Elsewhere, Hong Kong's Hang Seng dropped 3 percent to 13,058.72, and South Korea's Kospi plummeted 4.1 percent to 1,127.19. Markets in Australia, India and Singapore also declined.
In China, where shares have surged in recent weeks on hopes its economy can sustain strong growth, the Shanghai benchmark lost 2.2 percent to 2,335.39.
Among financials, leading Japanese bank Mitsubishi UFJ Financial Group Inc. sank 3.4 percent, while China Construction Bank shed 4.5 percent in Hong Kong.

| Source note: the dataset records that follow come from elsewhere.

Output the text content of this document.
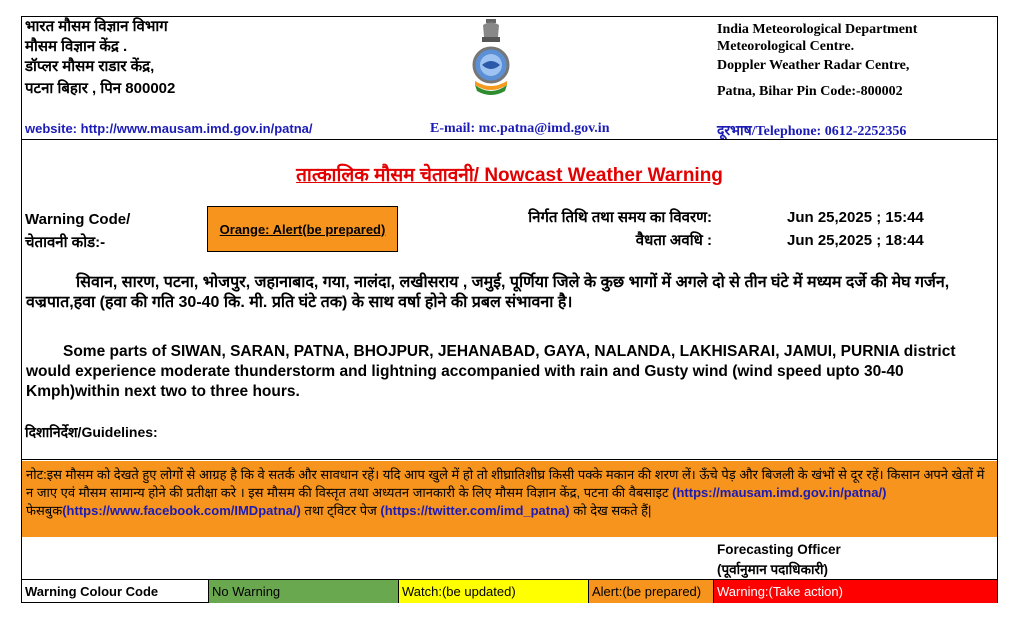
भारत मौसम विज्ञान विभाग
मौसम विज्ञान केंद्र .
डॉप्लर मौसम राडार केंद्र,
पटना बिहार , पिन 800002
India Meteorological Department
Meteorological Centre.
Doppler Weather Radar Centre,
Patna, Bihar Pin Code:-800002
website: http://www.mausam.imd.gov.in/patna/	E-mail: mc.patna@imd.gov.in	दूरभाष/Telephone: 0612-2252356
तात्कालिक मौसम चेतावनी/ Nowcast Weather Warning
Warning Code/
चेतावनी कोड:-
Orange: Alert(be prepared)
निर्गत तिथि तथा समय का विवरण:	Jun 25,2025 ; 15:44
वैधता अवधि :	Jun 25,2025 ; 18:44
सिवान, सारण, पटना, भोजपुर, जहानाबाद, गया, नालंदा, लखीसराय , जमुई, पूर्णिया जिले के कुछ भागों में अगले दो से तीन घंटे में मध्यम दर्जे की मेघ गर्जन, वज्रपात,हवा (हवा की गति 30-40 कि. मी. प्रति घंटे तक) के साथ वर्षा होने की प्रबल संभावना है।
Some parts of SIWAN, SARAN, PATNA, BHOJPUR, JEHANABAD, GAYA, NALANDA, LAKHISARAI, JAMUI, PURNIA district would experience moderate thunderstorm and lightning accompanied with rain and Gusty wind (wind speed upto 30-40 Kmph)within next two to three hours.
दिशानिर्देश/Guidelines:
नोट:इस मौसम को देखते हुए लोगों से आग्रह है कि वे सतर्क और सावधान रहें। यदि आप खुले में हो तो शीघ्रातिशीघ्र किसी पक्के मकान की शरण लें। ऊँचे पेड़ और बिजली के खंभों से दूर रहें। किसान अपने खेतों में न जाए एवं मौसम सामान्य होने की प्रतीक्षा करे । इस मौसम की विस्तृत तथा अध्यतन जानकारी के लिए मौसम विज्ञान केंद्र, पटना की वैबसाइट (https://mausam.imd.gov.in/patna/) फेसबुक(https://www.facebook.com/IMDpatna/) तथा ट्विटर पेज (https://twitter.com/imd_patna) को देख सकते हैं|
Forecasting Officer
(पूर्वानुमान पदाधिकारी)
Warning Colour Code	No Warning	Watch:(be updated)	Alert:(be prepared)	Warning:(Take action)
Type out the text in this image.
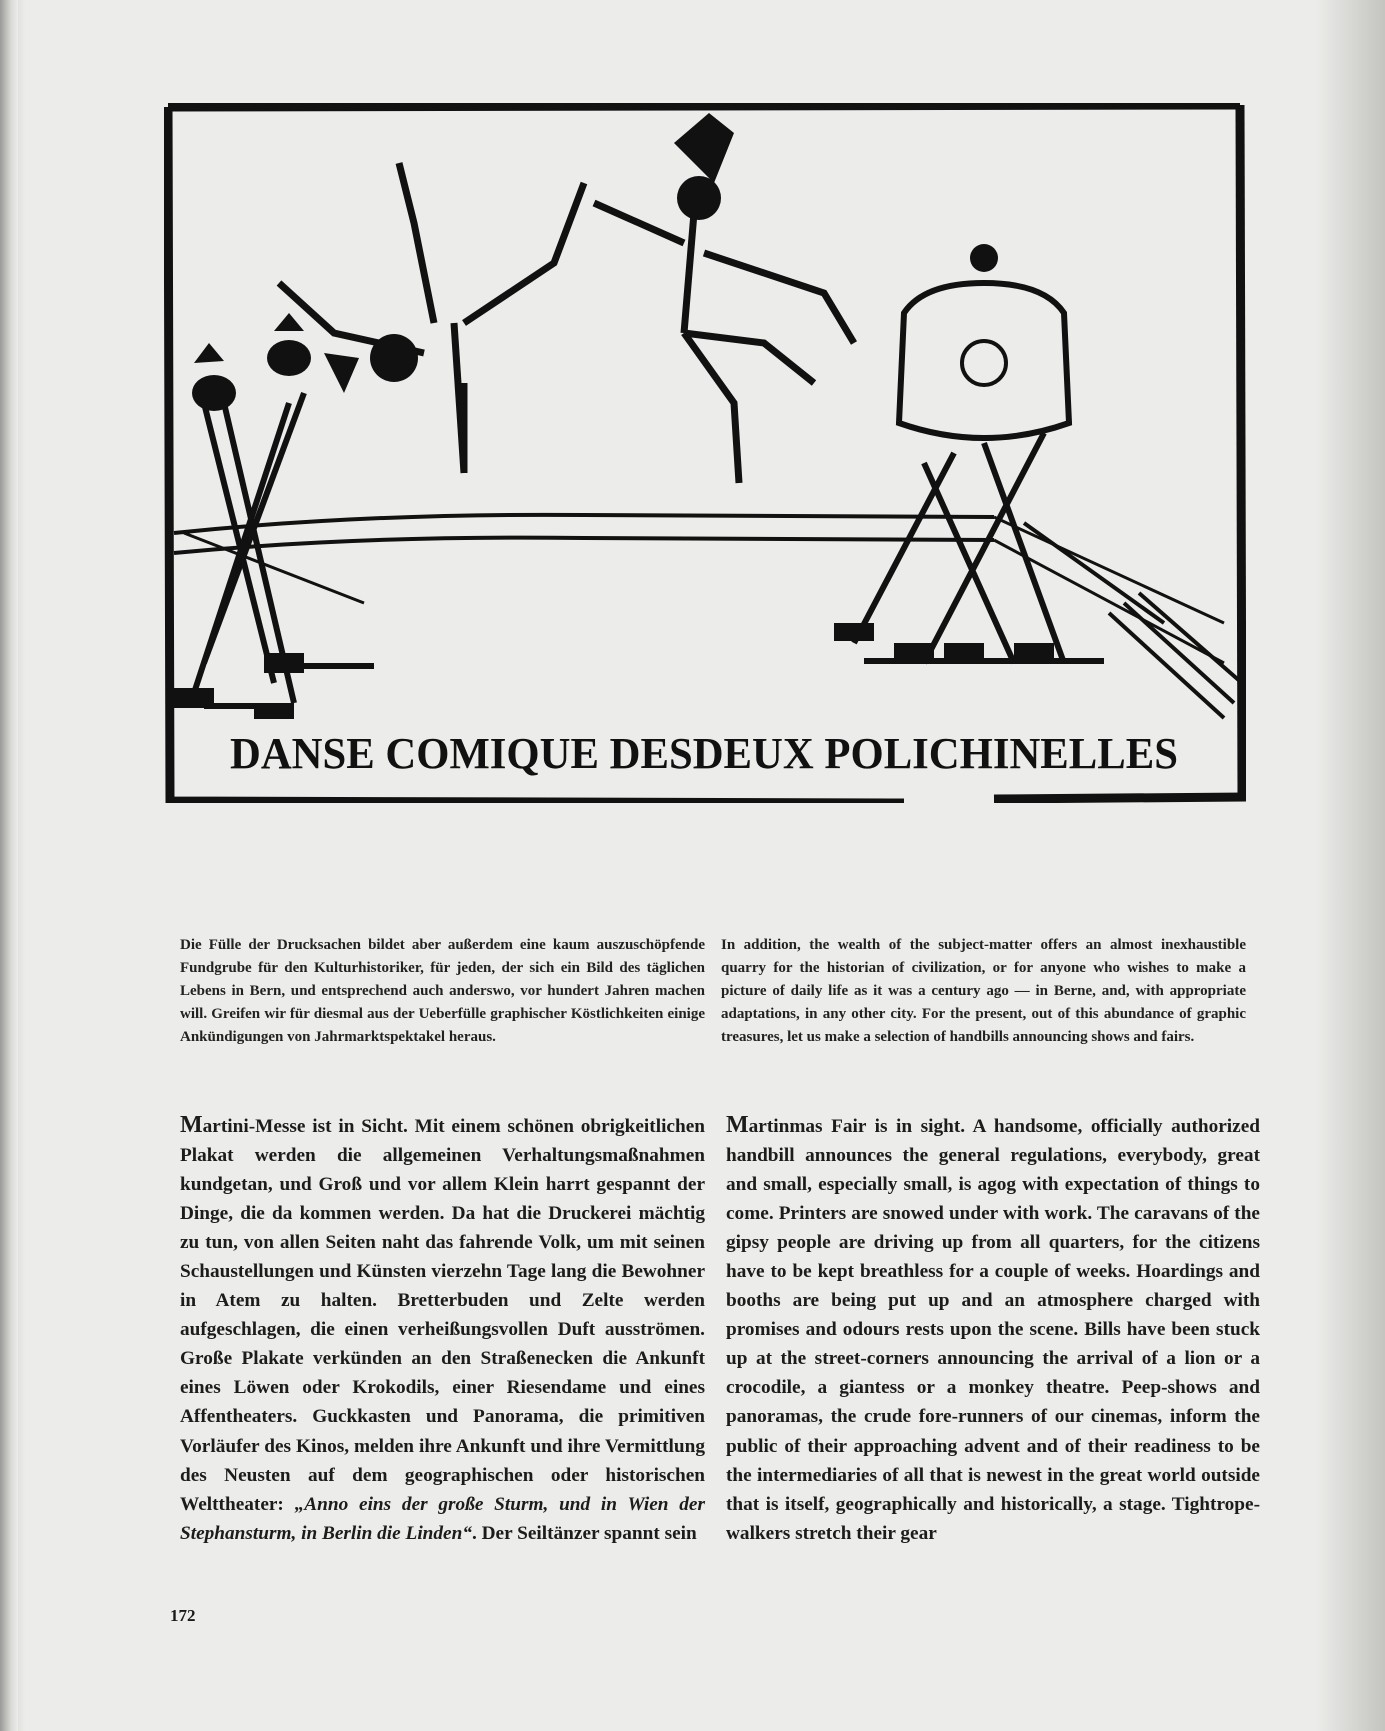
DANSE COMIQUE DESDEUX POLICHINELLES
Die Fülle der Drucksachen bildet aber außerdem eine kaum auszuschöpfende Fundgrube für den Kulturhistoriker, für jeden, der sich ein Bild des täglichen Lebens in Bern, und entsprechend auch anderswo, vor hundert Jahren machen will. Greifen wir für diesmal aus der Ueberfülle graphischer Köstlichkeiten einige Ankündigungen von Jahrmarktspektakel heraus.
In addition, the wealth of the subject-matter offers an almost inexhaustible quarry for the historian of civilization, or for anyone who wishes to make a picture of daily life as it was a century ago — in Berne, and, with appropriate adaptations, in any other city. For the present, out of this abundance of graphic treasures, let us make a selection of handbills announcing shows and fairs.
Martini-Messe ist in Sicht. Mit einem schönen obrigkeitlichen Plakat werden die allgemeinen Verhaltungsmaßnahmen kundgetan, und Groß und vor allem Klein harrt gespannt der Dinge, die da kommen werden. Da hat die Druckerei mächtig zu tun, von allen Seiten naht das fahrende Volk, um mit seinen Schaustellungen und Künsten vierzehn Tage lang die Bewohner in Atem zu halten. Bretterbuden und Zelte werden aufgeschlagen, die einen verheißungsvollen Duft ausströmen. Große Plakate verkünden an den Straßenecken die Ankunft eines Löwen oder Krokodils, einer Riesendame und eines Affentheaters. Guckkasten und Panorama, die primitiven Vorläufer des Kinos, melden ihre Ankunft und ihre Vermittlung des Neusten auf dem geographischen oder historischen Welttheater: „Anno eins der große Sturm, und in Wien der Stephansturm, in Berlin die Linden“. Der Seiltänzer spannt sein
Martinmas Fair is in sight. A handsome, officially authorized handbill announces the general regulations, everybody, great and small, especially small, is agog with expectation of things to come. Printers are snowed under with work. The caravans of the gipsy people are driving up from all quarters, for the citizens have to be kept breathless for a couple of weeks. Hoardings and booths are being put up and an atmosphere charged with promises and odours rests upon the scene. Bills have been stuck up at the street-corners announcing the arrival of a lion or a crocodile, a giantess or a monkey theatre. Peep-shows and panoramas, the crude fore-runners of our cinemas, inform the public of their approaching advent and of their readiness to be the intermediaries of all that is newest in the great world outside that is itself, geographically and historically, a stage. Tightrope-walkers stretch their gear
172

South Korea's Woori Finance Holdings, which sparked investor worries last week after its banking unit decided against repaying some of its debt early, plunged 7.3 percent.
Wall Street, closed Monday for a public holiday, was to reopen Tuesday. In Europe, Britain's FTSE 100 fell 1.3 percent Monday to 4,134.75, Germany's DAX sank 1.1 percent to 4,366.64, and France's CAC 40 dropped 1.2 percent to 2,962.22.
Oil prices dipped, with light, sweet crude for March delivery falling 76 cents to $36.75 in Asian trade after settling at $37.51 on Friday.
The dollar advanced to 92.48 yen compared to 91.68 yen. The euro traded at $1.2643 from $1.2539.